Olympia 2016Panikmache vor dem Zuckerhut
Zwei Jahre vor den Olympischen Spielen gibt die Wasserqualität vor der Küste von Rio de Janeiro zu reden. Werden die Regatten zum Hindernisrennen um die Gesundheit der Segler?
«Kloaken-Cup» titelte die «Welt». Von «Slalomfahrten durch Plastiktüten, Tierkadaver und Fäkalien» berichtete «n-tv». Und der «Tages-Anzeiger» sah «Tote Hunde in der olympischen Bucht». In dieser apokalyptischen Umgebung fand am vergangenen Wochenende ein Test-Event im Hinblick auf Rio 2016 statt. Für die 14-köpfige Schweizer Delegation endete der Event mit einem sportlichen Ausrufezeichen, das Duo Matías Bühler und Nathalie Brugger gewann mit dem Nacra-Katamaran einigermassen überraschend das Medal Race.
Haben die beiden ganz einfach den besten Kurs rund um die toten Hunde gefunden? Tom Reulein, Chef des Swiss Sailing Teams, winkt ab: «Die Wasserqualität vor Rio ist nicht toll, man kann sie nicht mit dem Zürich- oder Genfersee vergleichen. Aber während des Test-Events war sie recht gut, es schwamm viel weniger Zeug im Wasser als noch im letzten Dezember.» Reulein sah zwar keine toten Hunde, aber «viel Plastik, Holz und Algenzeugs» im Wasser vor Rio de Janeiro.
Keime unterhalb des Grenzwerts
So betörend die Postkartenidylle mit Zuckerhut, Cristo Redentor und Copacabana von der Ferne aussieht, so gross sind die Probleme der 6-Millionen-Stadt bei näherem Hinsehen. Weniger als 40 Prozent des Abwassers der Metropole werden laut der «New York Times» behandelt, der Grossteil fliesst unbehandelt ins Meer. Gerade die Favelas an den steilen Berghängen verfügen über kein funktionierendes Abwassersystem. Das Swiss Sailing Team hat deshalb Wasserproben genommen und unter anderem auf Fäkalkeime untersuchen lassen. Das Resultat ist einigermassen beruhigend. «Die Ergebnisse liegen unterhalb der nationalen und internationalen Grenzwerte für die beim Segeln auftretende Kontaktart», sagt Tom Reulein. So gab es unter den mehr als 300 am Test-Event beteiligten Athleten nicht einen Krankheitsfall, auch die 14 Schweizer Seglerinnen und Segler sind am Montag wohlbehalten in Zürich eingetroffen.

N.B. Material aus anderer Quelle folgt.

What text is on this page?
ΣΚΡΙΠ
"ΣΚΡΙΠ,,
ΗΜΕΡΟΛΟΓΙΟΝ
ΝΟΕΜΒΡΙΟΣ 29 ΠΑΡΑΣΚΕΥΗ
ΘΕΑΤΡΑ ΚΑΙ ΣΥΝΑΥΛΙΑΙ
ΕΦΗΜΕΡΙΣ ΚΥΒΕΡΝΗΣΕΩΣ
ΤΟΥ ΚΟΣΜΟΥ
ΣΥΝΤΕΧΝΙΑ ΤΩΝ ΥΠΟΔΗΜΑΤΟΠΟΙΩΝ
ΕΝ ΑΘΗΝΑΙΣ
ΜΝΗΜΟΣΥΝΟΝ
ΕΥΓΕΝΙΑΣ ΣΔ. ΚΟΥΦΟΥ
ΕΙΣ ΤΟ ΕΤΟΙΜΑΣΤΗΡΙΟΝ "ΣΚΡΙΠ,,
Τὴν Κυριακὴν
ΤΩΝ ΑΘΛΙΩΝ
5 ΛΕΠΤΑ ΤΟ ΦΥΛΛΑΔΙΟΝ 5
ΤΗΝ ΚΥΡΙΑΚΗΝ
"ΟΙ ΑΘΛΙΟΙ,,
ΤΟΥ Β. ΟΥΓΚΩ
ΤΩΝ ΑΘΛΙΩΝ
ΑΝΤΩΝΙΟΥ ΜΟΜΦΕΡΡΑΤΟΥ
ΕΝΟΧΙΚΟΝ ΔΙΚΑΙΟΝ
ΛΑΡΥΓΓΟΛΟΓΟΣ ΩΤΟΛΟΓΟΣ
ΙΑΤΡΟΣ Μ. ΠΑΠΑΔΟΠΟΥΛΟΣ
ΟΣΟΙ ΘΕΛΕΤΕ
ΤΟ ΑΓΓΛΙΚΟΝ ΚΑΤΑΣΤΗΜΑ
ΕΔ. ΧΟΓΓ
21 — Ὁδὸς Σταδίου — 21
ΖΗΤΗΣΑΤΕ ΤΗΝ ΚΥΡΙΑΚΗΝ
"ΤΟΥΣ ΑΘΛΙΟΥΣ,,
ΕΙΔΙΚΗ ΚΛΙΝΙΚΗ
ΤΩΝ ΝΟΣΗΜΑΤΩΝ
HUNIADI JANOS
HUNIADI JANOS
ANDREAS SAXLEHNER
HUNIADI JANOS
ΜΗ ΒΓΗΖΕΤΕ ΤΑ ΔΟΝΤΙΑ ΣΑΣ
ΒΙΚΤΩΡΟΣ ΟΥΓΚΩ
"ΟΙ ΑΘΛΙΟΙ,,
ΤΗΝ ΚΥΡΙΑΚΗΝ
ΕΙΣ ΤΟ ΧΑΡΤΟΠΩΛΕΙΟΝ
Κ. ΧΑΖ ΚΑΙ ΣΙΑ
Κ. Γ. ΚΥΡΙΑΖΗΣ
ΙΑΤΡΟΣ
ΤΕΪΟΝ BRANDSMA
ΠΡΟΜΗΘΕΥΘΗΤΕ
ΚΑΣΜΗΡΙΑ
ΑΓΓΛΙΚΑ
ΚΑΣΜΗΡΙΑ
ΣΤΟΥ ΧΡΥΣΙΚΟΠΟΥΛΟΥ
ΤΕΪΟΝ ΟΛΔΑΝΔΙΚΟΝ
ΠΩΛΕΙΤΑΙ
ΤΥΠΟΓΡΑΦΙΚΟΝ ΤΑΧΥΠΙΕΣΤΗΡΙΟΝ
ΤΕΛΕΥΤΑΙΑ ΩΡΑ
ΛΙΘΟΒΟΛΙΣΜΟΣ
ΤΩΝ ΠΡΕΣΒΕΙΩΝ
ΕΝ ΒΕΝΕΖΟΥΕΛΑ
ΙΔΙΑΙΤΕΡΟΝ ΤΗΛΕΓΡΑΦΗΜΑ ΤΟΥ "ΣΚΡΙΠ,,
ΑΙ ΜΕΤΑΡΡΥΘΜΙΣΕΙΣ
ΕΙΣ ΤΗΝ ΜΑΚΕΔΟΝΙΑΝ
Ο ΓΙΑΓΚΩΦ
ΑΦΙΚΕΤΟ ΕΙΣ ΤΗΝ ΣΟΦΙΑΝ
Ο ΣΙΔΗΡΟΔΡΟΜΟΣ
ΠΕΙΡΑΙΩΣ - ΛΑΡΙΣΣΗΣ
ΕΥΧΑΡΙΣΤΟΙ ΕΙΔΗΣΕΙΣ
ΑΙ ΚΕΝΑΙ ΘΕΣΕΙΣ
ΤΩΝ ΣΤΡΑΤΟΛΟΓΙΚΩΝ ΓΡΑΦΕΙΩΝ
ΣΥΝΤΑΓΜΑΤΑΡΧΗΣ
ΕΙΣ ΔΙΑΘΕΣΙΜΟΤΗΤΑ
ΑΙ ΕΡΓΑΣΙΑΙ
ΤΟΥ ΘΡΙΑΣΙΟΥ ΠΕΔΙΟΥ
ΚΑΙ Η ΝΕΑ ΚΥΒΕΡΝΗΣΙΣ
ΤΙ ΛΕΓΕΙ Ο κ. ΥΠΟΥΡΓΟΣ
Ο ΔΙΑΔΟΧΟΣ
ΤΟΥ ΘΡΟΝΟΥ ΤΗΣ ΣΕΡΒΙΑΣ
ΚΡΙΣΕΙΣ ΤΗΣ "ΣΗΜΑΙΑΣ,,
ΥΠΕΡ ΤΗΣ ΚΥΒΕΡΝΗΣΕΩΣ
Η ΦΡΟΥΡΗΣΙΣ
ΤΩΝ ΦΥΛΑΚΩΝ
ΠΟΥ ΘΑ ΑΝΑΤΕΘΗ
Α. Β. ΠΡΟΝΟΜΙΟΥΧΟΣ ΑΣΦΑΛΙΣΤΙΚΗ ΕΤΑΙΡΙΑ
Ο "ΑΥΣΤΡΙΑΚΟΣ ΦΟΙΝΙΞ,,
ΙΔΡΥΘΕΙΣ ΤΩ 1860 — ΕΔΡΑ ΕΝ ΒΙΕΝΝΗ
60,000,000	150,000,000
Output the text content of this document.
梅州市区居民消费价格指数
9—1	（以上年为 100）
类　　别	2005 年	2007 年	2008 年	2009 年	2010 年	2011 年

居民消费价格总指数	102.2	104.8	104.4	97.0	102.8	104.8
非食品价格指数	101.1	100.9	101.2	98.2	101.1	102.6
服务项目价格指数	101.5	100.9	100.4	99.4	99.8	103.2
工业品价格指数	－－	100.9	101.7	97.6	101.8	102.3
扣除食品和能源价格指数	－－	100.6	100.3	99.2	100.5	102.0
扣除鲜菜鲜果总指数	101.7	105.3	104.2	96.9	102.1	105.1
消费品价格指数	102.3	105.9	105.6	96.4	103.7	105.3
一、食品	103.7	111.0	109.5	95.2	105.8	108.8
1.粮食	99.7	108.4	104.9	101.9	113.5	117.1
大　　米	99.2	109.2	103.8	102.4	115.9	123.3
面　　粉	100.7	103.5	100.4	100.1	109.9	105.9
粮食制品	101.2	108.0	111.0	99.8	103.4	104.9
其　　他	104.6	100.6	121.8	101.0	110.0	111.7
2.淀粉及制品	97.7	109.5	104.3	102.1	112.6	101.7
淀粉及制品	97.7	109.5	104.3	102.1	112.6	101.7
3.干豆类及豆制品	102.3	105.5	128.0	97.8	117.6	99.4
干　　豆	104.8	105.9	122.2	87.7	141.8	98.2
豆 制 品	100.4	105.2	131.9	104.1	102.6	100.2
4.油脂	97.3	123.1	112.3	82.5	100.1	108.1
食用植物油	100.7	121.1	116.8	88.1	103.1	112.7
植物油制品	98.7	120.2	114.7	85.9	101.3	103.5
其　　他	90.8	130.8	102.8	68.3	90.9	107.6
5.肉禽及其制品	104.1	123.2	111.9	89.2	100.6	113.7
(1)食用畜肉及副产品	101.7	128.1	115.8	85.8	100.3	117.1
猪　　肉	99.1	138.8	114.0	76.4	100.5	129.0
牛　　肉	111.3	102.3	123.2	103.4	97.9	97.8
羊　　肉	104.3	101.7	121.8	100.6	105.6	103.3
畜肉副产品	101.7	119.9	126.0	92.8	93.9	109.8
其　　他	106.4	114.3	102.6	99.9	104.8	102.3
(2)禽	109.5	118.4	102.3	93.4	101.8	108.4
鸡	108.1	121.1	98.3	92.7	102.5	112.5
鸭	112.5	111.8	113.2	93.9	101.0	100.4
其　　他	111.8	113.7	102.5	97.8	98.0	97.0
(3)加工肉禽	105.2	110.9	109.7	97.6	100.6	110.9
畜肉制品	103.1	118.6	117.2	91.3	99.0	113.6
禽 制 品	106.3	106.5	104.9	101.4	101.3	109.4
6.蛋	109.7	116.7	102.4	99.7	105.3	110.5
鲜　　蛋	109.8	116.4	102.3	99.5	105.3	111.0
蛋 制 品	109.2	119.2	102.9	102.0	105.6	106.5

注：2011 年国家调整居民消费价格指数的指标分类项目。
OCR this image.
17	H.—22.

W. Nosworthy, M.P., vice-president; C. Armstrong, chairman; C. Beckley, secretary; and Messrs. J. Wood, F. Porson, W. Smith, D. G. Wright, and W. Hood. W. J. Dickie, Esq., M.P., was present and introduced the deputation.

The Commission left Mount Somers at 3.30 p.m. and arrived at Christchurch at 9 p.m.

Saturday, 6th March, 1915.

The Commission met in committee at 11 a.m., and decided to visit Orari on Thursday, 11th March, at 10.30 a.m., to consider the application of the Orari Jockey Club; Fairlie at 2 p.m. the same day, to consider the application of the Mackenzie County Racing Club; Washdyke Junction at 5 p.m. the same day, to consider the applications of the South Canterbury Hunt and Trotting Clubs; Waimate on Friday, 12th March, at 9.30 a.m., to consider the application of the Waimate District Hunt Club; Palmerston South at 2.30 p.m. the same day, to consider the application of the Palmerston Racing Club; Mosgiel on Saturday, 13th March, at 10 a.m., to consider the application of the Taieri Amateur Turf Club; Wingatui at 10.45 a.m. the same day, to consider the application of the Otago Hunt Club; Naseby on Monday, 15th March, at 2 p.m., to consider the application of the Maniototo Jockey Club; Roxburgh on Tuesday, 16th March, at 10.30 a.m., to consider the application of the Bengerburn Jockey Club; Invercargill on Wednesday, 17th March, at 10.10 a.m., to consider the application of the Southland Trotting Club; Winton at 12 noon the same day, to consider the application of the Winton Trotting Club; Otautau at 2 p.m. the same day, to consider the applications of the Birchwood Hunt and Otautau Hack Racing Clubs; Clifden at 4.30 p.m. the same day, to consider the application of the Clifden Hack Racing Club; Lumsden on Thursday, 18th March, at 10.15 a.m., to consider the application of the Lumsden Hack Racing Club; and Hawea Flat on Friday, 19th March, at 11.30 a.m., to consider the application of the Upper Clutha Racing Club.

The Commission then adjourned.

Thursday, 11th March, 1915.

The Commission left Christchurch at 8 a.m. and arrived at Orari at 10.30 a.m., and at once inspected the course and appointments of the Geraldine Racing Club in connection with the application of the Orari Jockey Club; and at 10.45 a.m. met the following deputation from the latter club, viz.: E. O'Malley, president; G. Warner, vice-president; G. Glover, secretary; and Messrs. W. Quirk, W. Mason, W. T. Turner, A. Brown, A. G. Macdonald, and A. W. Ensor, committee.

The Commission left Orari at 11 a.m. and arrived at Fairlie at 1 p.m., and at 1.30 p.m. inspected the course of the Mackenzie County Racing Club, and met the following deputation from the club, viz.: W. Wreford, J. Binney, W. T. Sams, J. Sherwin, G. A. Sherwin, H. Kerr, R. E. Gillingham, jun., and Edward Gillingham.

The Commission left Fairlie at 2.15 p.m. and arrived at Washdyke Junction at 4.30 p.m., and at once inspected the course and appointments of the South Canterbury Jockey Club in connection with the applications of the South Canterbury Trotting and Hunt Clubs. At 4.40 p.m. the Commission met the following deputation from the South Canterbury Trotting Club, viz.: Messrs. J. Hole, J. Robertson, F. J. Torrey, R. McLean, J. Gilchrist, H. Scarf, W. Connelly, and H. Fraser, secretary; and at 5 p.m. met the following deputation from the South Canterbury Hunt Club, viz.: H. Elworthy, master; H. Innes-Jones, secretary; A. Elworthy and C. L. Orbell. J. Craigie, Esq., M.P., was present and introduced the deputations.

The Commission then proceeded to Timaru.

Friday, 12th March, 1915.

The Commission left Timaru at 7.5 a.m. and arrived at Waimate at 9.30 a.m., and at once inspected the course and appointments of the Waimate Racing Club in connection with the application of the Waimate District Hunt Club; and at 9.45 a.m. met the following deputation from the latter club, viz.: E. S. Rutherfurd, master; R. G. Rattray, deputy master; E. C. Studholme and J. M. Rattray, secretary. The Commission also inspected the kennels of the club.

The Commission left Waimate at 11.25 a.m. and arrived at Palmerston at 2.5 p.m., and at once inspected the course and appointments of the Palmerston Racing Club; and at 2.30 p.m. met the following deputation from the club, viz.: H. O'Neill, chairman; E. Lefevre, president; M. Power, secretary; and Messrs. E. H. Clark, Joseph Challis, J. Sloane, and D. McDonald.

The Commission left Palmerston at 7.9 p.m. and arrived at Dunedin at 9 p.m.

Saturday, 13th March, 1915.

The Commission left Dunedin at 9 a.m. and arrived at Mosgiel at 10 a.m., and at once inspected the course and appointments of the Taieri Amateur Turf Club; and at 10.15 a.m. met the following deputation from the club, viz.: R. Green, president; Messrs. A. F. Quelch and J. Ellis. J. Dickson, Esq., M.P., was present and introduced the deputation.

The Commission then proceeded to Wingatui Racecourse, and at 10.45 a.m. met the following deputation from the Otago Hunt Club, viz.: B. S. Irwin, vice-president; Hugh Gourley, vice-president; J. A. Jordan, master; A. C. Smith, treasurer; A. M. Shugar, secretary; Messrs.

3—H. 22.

Viel Regen wäre katastrophal
«Alles halb so wild», lautet das Fazit von Reulein. Zumal die schlimmsten Bilder, die in den letzten Tagen um die Welt gingen, von der inneren Guanabara-Bucht stammen. Nur: Dort wird 2016 gar nicht gesegelt, drei der fünf Racing Areas liegen am Ausgang der Bucht, zwei gar auf dem offenen Meer. Es gibt allerdings ein «Worst-Case-Szenario»: zwei bis drei Tage Regen, der viel Dreck in die Bucht schwemmt. «Bei Ebbe, wenn das Wasser aus der Bucht läuft, bleibt sehr viel Müll in der Bucht liegen», erklärt Reulein. «Dann werden faire Segelbewerbe kaum möglich sein.»
Trotzdem ist Reulein zuversichtlich im Hinblick auf 2016 und erinnert an die Olympischen Spiele 2012 in Peking. Dort lag im Segelrevier bei Qindao ein stinkender Algenteppich auf dem Meer: «Die Chinesen legten Ölsperren an, um die Algen fernzuhalten, und fischten wie die Wahnsinnigen, um die Racing Areas freizubekommen.»
Von den Organisatoren in Rio erwartet Reulein, dass sie die verbleibenden zwei Jahre nutzen, um faire Wettkampfbedingungen zu schaffen, und er traut den Brasilianern auch nachhaltige Verbesserungen zu: «Es ist eine Jahrhundert-Aufgabe, das ganze Ding zu drehen, aber wenn es positive Nebeneffekte gibt in Bezug auf diese Olympischen Spiele, dann ist es dieses Projekt.»